In the cross between the unknown mutants, there was not a specific expectation as to what the result of the cross would be. However, I expected that there would be at least one cross that would result in a mutant diploid colony, assuming that the reason for the red color resulted from the intermediate AIR. However, against expectations, none of the diploid crosses between the unknowns resulted in a visible mutant cell in the YED plate, as shown in figure 1 and table 1. In the replica to MV plate, all of the white diploid colonies were expected to grow well on the MV plate, and this was shown in the MV plate as shown in figure 2 and table 2. In the replica of MV+adenine plate it was expected that all of the diploid colonies would grow well and the result would be expected as shown in figure 3, table 3. 

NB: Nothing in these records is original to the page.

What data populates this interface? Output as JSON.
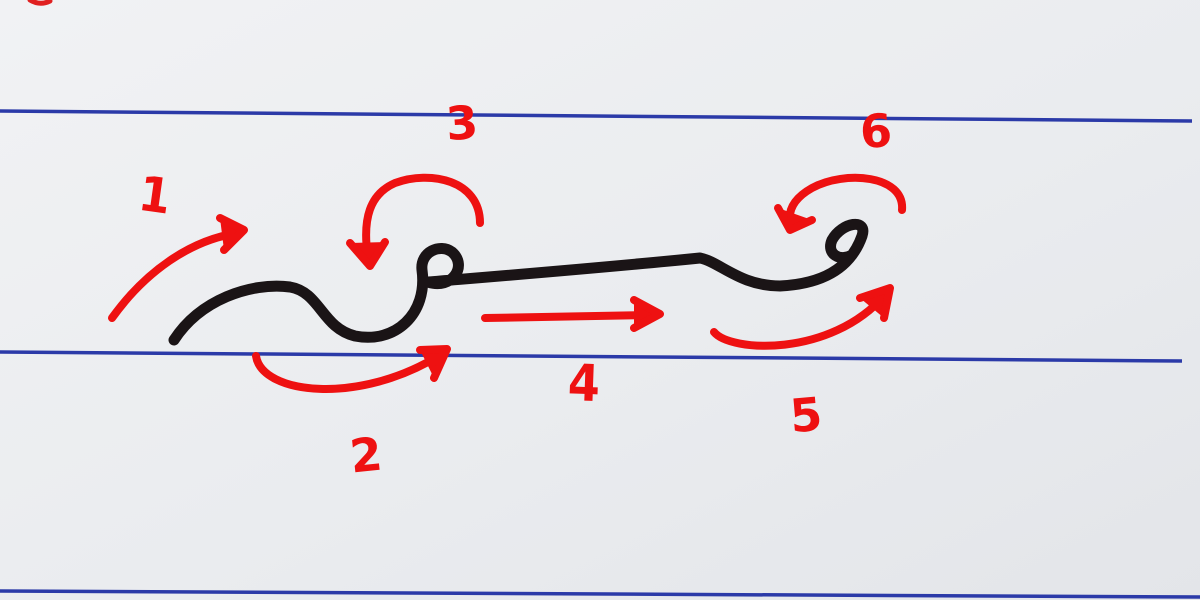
{
  "colors": {
    "paper": "#eceef0",
    "rule_line": "#2b3aa8",
    "margin_mark": "#e02020",
    "ink_stroke": "#1a1416",
    "arrow": "#ee1111"
  },
  "steps": [
    {
      "number": "1"
    },
    {
      "number": "2"
    },
    {
      "number": "3"
    },
    {
      "number": "4"
    },
    {
      "number": "5"
    },
    {
      "number": "6"
    }
  ]
}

In the crosses between the known mutants, the expectation of the mutants and their crosses was that ade1alpha, ade2alpha, ade1a, ade1ax ade1alpha, ade1a xade2alpha,and ade2a x ade1alpha would be white or cream colored on the YED plate while ade2a and ade2alpha x ade2a would be red. The result of the YED plate was as expected as shown in figure 1, table 1. In the MV plate, the  expectation from previous experiment was that all of the known haploid mutants and ade1a x ade 1alpha and ade2a and ade2 alpha would not grow well while ade1ax ade 2 alpha ande ade2a and ade1alpha would grow well, and the result was as expected as shown in figure 2 and table 2. 

In general, most of the results from the cross between the different unknown mutants were unexpected, with very few colonies behaving as predicted. One major difference between the expectation and the result is in the MV plate where there was more colonies growing than I expected.  However, all of the control crosses behaved exactly the same as in previous experiments.

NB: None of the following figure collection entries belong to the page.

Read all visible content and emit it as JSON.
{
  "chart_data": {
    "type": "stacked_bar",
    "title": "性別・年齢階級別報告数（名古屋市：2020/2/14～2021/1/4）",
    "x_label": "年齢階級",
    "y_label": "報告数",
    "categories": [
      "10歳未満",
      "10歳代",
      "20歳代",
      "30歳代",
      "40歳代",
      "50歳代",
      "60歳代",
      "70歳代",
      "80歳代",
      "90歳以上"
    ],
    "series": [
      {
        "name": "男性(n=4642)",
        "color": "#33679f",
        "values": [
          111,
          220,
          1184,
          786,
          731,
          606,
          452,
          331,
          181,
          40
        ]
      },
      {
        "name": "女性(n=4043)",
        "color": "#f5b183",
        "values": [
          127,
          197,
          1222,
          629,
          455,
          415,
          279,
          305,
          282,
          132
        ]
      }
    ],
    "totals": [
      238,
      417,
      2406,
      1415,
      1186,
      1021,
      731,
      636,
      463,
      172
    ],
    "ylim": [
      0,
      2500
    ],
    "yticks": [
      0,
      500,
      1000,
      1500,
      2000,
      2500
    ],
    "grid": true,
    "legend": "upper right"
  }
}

In the cross between the known mutants and unknown 1a, the expectation was that since the unknown 1a had a red color that is similar to that of ade2a, in the cross between unknown 1a and ade2alpha the cross would result in a red colony of diploid colony, and the cross with ade1alpha would result in a white diploid colony. While the cross with ade1 alpha was white as expected, the cross with ade2alpha was also white which was unexpected (figure 1, table1). In the replica of the colonies in the MV plate, the expectation was that the cross between unknown 1a and ade2alpha  would not be able to grow well on the MV plate while the cross between unknown 1a and ade1alpha would be able to grow well on the MV plate. While unknown 1a did not grow well on the MV plate, both of the diploid colonies resulting from unknown 1a grew well on the MV plate as shown in figure 2 and table 2. In the MV+adenine plate replica, the expectation was that both of the diploid colonies would be able to grow on the MV+adenine plate. The result was as expected with both of the diploid crosses from unknown 1a and known mutants growing well on the MV+adenine plate as shown in figure 3, table 3. 

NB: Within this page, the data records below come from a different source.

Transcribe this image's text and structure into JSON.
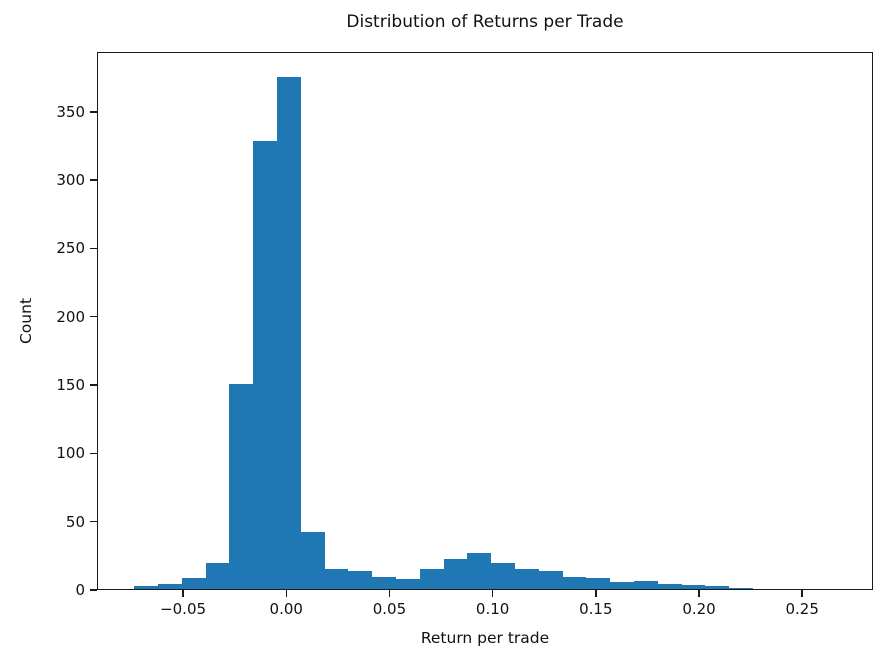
{
  "figure": {
    "title": "Distribution of Returns per Trade"
  },
  "chart_data": {
    "type": "bar",
    "subtype": "histogram",
    "title": "Distribution of Returns per Trade",
    "xlabel": "Return per trade",
    "ylabel": "Count",
    "bar_color": "#1f77b4",
    "background_color": "#ffffff",
    "axis_color": "#1a1a1a",
    "grid": false,
    "legend_position": "none",
    "bin_start": -0.0742,
    "bin_width": 0.011535,
    "counts": [
      2,
      4,
      8,
      19,
      150,
      328,
      375,
      42,
      15,
      13,
      9,
      7,
      15,
      22,
      26,
      19,
      15,
      13,
      9,
      8,
      5,
      6,
      4,
      3,
      2,
      1
    ],
    "xlim": [
      -0.0917,
      0.2843
    ],
    "ylim": [
      0,
      393.75
    ],
    "xtick_values": [
      -0.05,
      0.0,
      0.05,
      0.1,
      0.15,
      0.2,
      0.25
    ],
    "xtick_labels": [
      "−0.05",
      "0.00",
      "0.05",
      "0.10",
      "0.15",
      "0.20",
      "0.25"
    ],
    "ytick_values": [
      0,
      50,
      100,
      150,
      200,
      250,
      300,
      350
    ],
    "ytick_labels": [
      "0",
      "50",
      "100",
      "150",
      "200",
      "250",
      "300",
      "350"
    ]
  }
}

In the cross between the known mutants and unknown 2a, the expectation for the cross on the YED plate was that since the unknown a is a pink haploid colony, the cross with ade1 would create a visibly pink diploid colony whereas in the cross with ade2, there would be complementation and result in an white colony. However, neither of the crosses resulted in a visibly mutant colony as shown in figure 1 table 1. When the colonies were transferred to the MV plate, the expectation that the diploid cross with ade1a would not be able to grow well. However, both of the diploid crosses grew well on the MV plate, as shown in figure 2 and table2. In the MV+adenine plate, the expectation is that both of the diploid crosses would grow well. The result was as expected, as both of the colonies grew well on the MV+adenine plates, as seen in figure 3 and table 3.